One good option is to wait, hold back and sit tight while settling your dues on the dot, and concentrate on the essential need to expand your credit scores.
Subprime mortgages offer a chance to potential borrowers with limited choices. Below are some of the advantages of subprime loans:
The opportunity of owning a home.
Subprime loans provide borrowers who have lesser credit scores the chance to purchase a house of their own beyond devoting time to making an effort to establish or restore their credit scores.

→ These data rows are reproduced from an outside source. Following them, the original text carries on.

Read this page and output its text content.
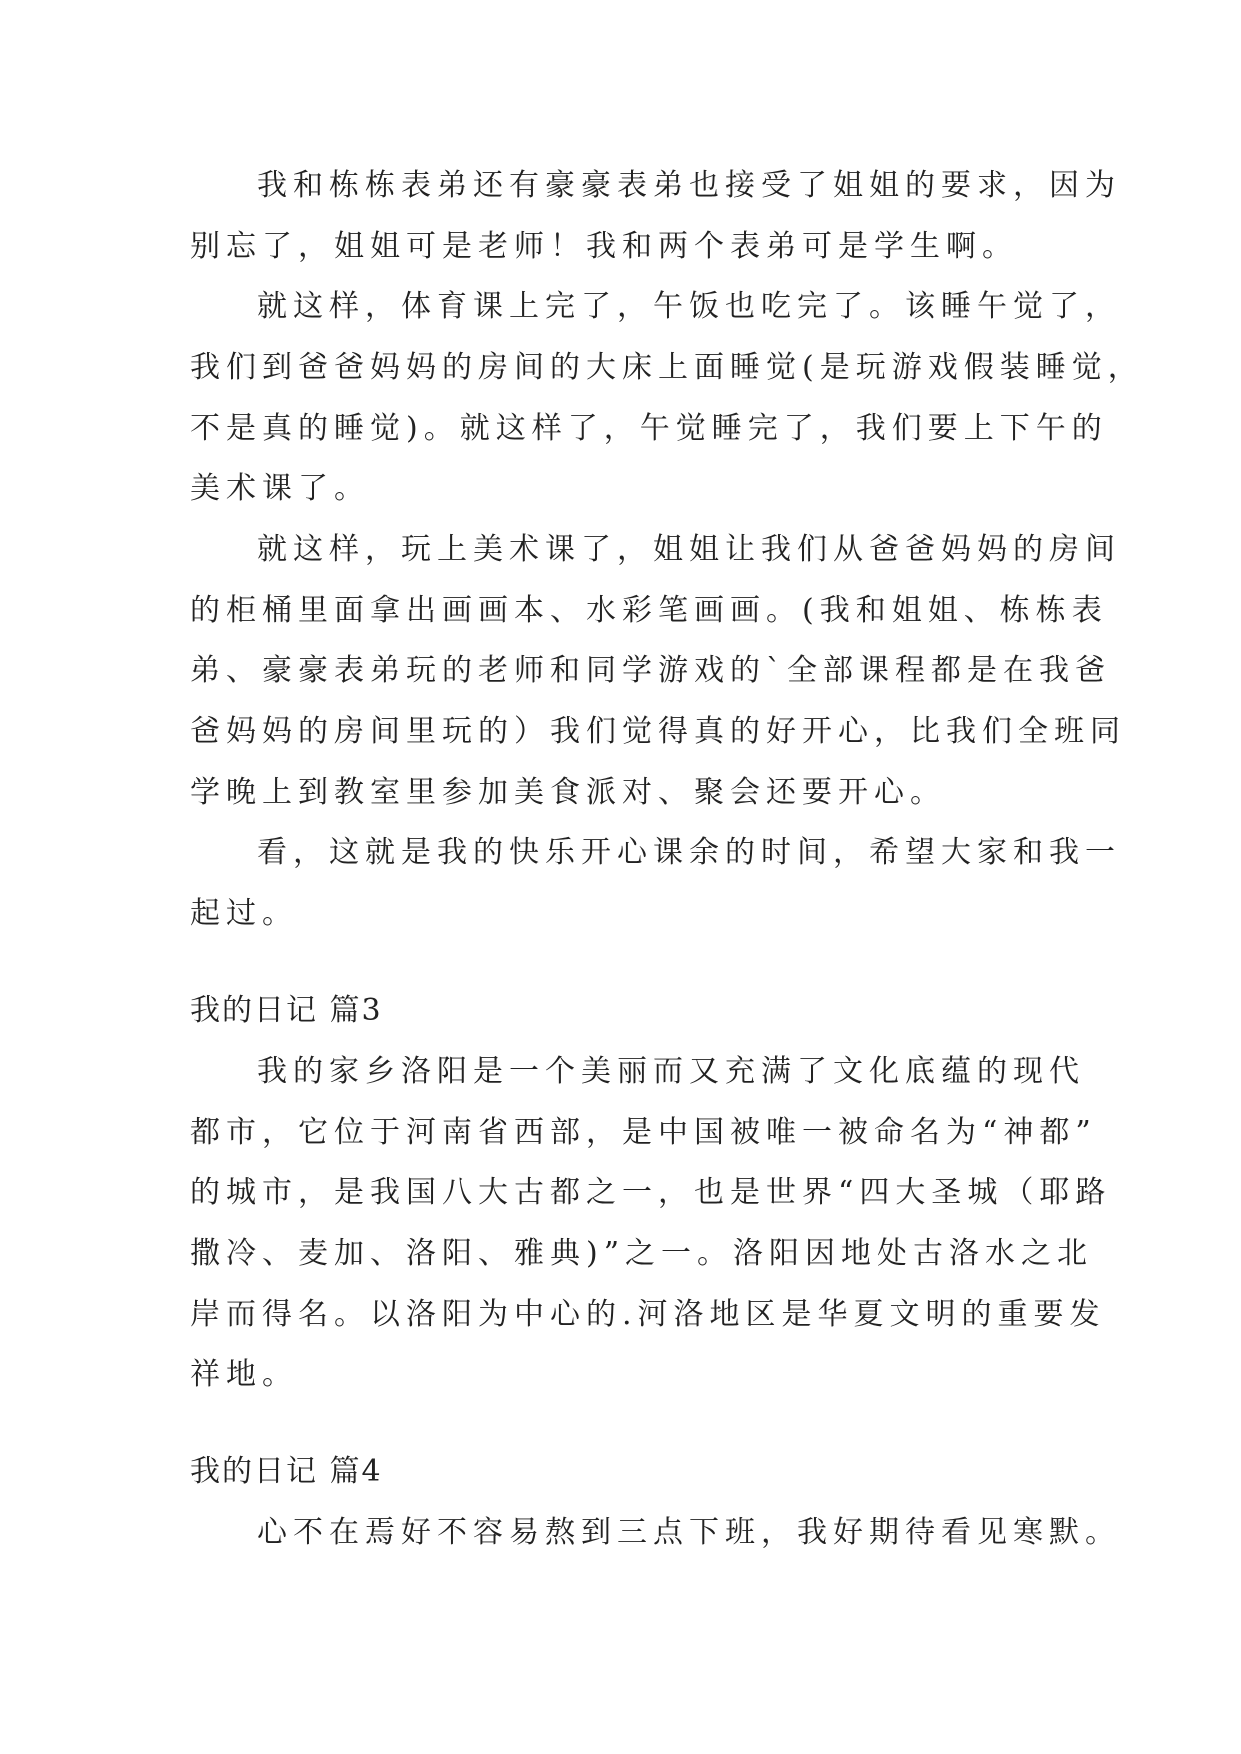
我和栋栋表弟还有豪豪表弟也接受了姐姐的要求，因为
别忘了，姐姐可是老师！我和两个表弟可是学生啊。
就这样，体育课上完了，午饭也吃完了。该睡午觉了，
我们到爸爸妈妈的房间的大床上面睡觉(是玩游戏假装睡觉，
不是真的睡觉)。就这样了，午觉睡完了，我们要上下午的
美术课了。
就这样，玩上美术课了，姐姐让我们从爸爸妈妈的房间
的柜桶里面拿出画画本、水彩笔画画。(我和姐姐、栋栋表
弟、豪豪表弟玩的老师和同学游戏的`全部课程都是在我爸
爸妈妈的房间里玩的）我们觉得真的好开心，比我们全班同
学晚上到教室里参加美食派对、聚会还要开心。
看，这就是我的快乐开心课余的时间，希望大家和我一
起过。
我的日记 篇3
我的家乡洛阳是一个美丽而又充满了文化底蕴的现代
都市，它位于河南省西部，是中国被唯一被命名为“神都”
的城市，是我国八大古都之一，也是世界“四大圣城（耶路
撒冷、麦加、洛阳、雅典)”之一。洛阳因地处古洛水之北
岸而得名。以洛阳为中心的.河洛地区是华夏文明的重要发
祥地。
我的日记 篇4
心不在焉好不容易熬到三点下班，我好期待看见寒默。
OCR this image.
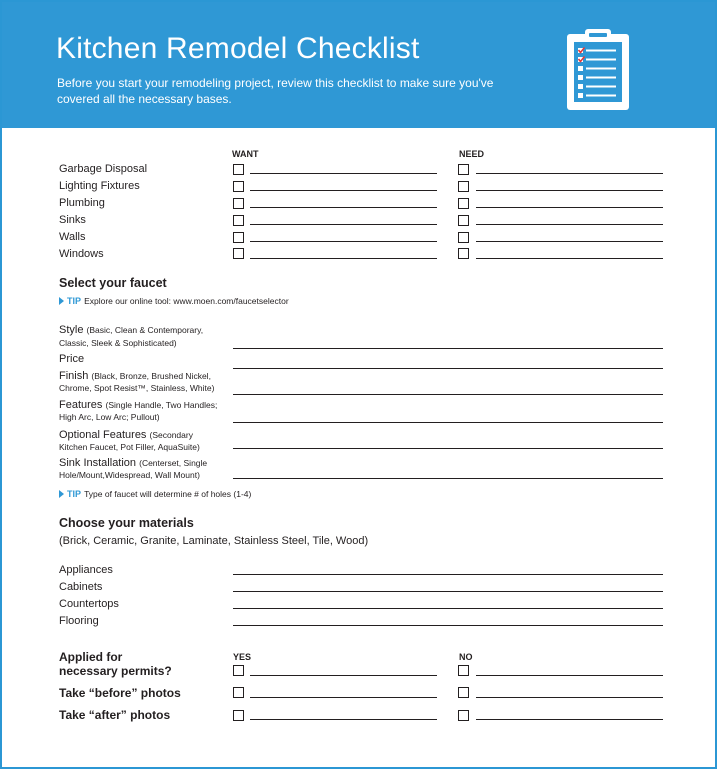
Kitchen Remodel Checklist
Before you start your remodeling project, review this checklist to make sure you've covered all the necessary bases.
WANT	NEED
Garbage Disposal
Lighting Fixtures
Plumbing
Sinks
Walls
Windows
Select your faucet
TIP Explore our online tool: www.moen.com/faucetselector
Style (Basic, Clean & Contemporary,
Classic, Sleek & Sophisticated)
Price
Finish (Black, Bronze, Brushed Nickel,
Chrome, Spot Resist™, Stainless, White)
Features (Single Handle, Two Handles;
High Arc, Low Arc; Pullout)
Optional Features (Secondary
Kitchen Faucet, Pot Filler, AquaSuite)
Sink Installation (Centerset, Single
Hole/Mount,Widespread, Wall Mount)
TIP Type of faucet will determine # of holes (1-4)
Choose your materials
(Brick, Ceramic, Granite, Laminate, Stainless Steel, Tile, Wood)
Appliances
Cabinets
Countertops
Flooring
YES	NO
Applied for
necessary permits?
Take “before” photos
Take “after” photos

Increases your credit score.
Creating on-the-dot, consistent payments on your loan will establish an optimistic payment history, an essential aspect of credit counting.
Interest rates limit.
Thankfully, the federal government has policies that determine limitations on the interest rates for subprime loans, and the creditor is obliged to conform to those regulations.
Though there are opportunities for subprime loans, there are also downsides associated with this kind of mortgage.
Interest rates are higher.
To counterbalance the risk to borrowers with poor credit scores, creditors require higher interest rates on the mortgage approval, usually ranging from 8 to 10 percent.
Higher upfront costs.
Along with the higher interest rates, upfront cost entails higher costs such as the initial payment, closing charges, and other fees associated with subprime loans. Some creditors may oblige an initial amount as high as 35% to obtain higher upfront costs that compensate for the risk of default payments from borrowers with poor credit scores.
Extra costly both short and long term.
Considering the higher interest and upfront costs associated with subprime loans, the borrower will face the difficulties of a bigger monthly payoff. More so, if the loan duration is more prolonged, say 50 years, the borrower will finish off by repaying a significant amount until the completion of the mortgage.
Subprime mortgages may be flawed because of their higher interest rates and upfront costs. But for people with a strong desire to own their dream house but with poor credit scores, and if the subprime loan is the only option for homeownership, it may be worthwhile.
However, if the borrower is ready to become a homeowner, it would be best to postpone and devote time to improving their credit scores and financial health status. Talk to an expert or look for a reputable company to guide you in exploring your best options on the mortgages you may qualify for in buying that dream house.